Bengü Tonyalı

Tarih: 01.05.2025 16:28

Mayıs

Facebook Twitter Linked-in

Her gününe anlam yüklemeyi başarmış bir ay olarak tüm bu günleri idrak edebildiğimizi düşünüyor muyuz? Yoksa tatil günü, hediye günü, yürüyüş örgütlenme, kargaşa günü olarak mı günün anlamını değerlendiriyoruz. Klişe hareketlerin önüne geçip gerçek anlamda fark yaratan projeler, kutlamalar, değer katan çalışmalar yapıyor muyuz? Yoksa sadece tabu olmuş hareketlerin peşinden koşan eylemcilerin uşağı mı oluyoruz? 

En başta, küresel iklim değişikliklerinin dile gelmediği o yıllara gidelim. 70’li yıllarda, İlkbahar-Yaz-Sonbahar-Kış diye ilkokulda sınıflarımıza şeritler yazar altlarına da ilkbahar diye Mart/Nisan/Mayıs olarak Bahar aylarını sıralardık. 

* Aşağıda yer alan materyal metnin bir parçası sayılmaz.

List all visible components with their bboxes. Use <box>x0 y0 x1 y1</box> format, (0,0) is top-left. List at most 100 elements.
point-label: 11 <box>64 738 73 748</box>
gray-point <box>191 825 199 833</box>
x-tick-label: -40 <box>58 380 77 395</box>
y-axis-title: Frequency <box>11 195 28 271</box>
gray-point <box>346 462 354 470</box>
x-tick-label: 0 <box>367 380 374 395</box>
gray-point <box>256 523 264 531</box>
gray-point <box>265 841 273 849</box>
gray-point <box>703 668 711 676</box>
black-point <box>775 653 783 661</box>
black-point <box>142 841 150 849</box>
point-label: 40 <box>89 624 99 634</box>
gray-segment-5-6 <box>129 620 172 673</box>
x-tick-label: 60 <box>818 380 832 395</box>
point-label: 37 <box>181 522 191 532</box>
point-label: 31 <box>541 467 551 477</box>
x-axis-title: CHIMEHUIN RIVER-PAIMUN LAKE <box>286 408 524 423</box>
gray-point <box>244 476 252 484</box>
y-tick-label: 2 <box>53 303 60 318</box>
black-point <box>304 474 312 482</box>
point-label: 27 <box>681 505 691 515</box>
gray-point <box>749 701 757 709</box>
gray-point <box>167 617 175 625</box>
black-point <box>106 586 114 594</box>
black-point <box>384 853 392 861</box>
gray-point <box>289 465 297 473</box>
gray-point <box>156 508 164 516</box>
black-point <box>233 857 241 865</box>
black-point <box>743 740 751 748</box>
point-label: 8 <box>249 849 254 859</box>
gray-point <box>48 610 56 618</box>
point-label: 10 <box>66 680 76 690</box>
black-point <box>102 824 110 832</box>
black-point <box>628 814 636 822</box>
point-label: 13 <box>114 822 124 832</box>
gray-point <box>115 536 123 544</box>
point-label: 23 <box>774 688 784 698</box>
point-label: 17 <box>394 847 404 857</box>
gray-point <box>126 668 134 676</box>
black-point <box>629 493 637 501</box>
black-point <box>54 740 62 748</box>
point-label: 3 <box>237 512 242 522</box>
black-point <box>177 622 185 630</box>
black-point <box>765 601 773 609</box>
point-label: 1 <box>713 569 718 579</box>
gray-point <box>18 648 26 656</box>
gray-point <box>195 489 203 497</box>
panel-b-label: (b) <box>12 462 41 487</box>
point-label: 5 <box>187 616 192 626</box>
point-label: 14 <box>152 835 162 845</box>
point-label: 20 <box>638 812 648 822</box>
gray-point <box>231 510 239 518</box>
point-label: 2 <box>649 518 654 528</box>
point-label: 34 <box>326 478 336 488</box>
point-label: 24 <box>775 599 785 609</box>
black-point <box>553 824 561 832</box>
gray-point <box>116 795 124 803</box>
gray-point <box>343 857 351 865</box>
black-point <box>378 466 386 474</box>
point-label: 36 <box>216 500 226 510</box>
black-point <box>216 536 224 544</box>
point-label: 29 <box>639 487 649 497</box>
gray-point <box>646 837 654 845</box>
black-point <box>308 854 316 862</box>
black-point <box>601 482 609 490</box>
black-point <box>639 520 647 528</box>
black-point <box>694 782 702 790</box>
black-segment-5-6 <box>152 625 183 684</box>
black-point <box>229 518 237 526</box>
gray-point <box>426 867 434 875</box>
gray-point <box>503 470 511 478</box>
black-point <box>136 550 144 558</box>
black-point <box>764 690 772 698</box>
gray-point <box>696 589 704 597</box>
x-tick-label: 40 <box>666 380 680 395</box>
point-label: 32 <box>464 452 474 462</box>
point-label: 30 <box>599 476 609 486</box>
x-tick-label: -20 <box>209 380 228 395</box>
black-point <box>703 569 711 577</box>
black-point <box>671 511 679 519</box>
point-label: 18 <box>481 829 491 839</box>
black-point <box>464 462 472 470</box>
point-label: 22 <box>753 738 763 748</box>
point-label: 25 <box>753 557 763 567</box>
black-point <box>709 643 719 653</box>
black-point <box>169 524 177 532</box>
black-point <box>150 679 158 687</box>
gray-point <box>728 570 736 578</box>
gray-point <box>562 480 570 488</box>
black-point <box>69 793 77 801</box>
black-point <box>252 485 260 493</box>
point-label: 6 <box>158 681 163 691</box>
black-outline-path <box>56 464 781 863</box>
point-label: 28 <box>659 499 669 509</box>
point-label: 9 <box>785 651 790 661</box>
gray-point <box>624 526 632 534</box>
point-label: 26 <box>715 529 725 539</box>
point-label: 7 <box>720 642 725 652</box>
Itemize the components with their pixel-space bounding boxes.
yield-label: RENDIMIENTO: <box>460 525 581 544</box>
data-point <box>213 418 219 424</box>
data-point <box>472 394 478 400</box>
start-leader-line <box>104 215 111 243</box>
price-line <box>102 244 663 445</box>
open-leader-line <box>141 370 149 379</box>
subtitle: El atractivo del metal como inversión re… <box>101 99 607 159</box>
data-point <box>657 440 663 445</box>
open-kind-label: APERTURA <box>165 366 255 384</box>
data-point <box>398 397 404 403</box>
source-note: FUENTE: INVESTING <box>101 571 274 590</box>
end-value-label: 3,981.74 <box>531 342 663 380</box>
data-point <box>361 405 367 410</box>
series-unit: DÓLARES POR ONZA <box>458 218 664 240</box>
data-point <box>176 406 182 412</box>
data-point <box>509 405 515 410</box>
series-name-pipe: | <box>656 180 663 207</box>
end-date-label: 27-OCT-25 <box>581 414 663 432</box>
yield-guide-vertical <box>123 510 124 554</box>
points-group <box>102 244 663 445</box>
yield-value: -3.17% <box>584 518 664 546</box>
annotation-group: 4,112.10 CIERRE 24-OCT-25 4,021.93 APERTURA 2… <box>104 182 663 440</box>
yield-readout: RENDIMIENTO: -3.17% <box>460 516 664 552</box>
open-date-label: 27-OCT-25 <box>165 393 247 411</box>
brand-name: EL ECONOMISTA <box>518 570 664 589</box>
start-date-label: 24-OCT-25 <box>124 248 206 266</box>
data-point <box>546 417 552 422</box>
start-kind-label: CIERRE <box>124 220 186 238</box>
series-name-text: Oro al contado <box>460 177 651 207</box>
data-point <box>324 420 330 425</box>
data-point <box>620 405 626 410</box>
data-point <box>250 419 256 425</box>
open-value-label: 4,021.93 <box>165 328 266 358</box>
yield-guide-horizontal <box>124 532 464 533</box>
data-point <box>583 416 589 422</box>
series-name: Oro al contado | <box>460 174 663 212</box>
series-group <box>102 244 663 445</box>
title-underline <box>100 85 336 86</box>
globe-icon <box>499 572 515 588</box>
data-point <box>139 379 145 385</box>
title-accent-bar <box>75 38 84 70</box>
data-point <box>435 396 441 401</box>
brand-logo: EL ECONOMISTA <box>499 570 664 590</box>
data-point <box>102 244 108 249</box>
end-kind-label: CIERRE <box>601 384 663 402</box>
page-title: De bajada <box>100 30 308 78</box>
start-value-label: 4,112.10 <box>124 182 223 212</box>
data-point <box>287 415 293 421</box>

Bahar olup içimizi ısıtıp yazı müjdeleyen aydı o zamanlar Mayıs ayı. Benim için de çocukluğumun pikniklere gidilen dostlarla kutlanan Bahar Bayramı’dır.

Sümbüller, Laleler, Erguvanlar, Papatyalar, Gelincikler, Güller insana iyi gelen şeylerdi… Piknikte gelincikten bebekler yapardı teyzelerimiz, papatyalardan taçlar… Bu bayram iyi gelirdi içimize.

İşçinin Emekçinin de bayramı olsa 1 Mayıs, soruyorum kendime çalışanın emeğini alması için gayret gösteren günün sembolü olabildi mi? 

1 Mayıs Ülkemizi emekleriyle sırtında taşıyanların bayramı olabildi mi? Yoksa birileri için tatil, diğerleri için örgütlerin yakıp yıktığı, gerçek işçinin de hala oturup çalıştığı, alın teri akıttığı gün mü oluyor?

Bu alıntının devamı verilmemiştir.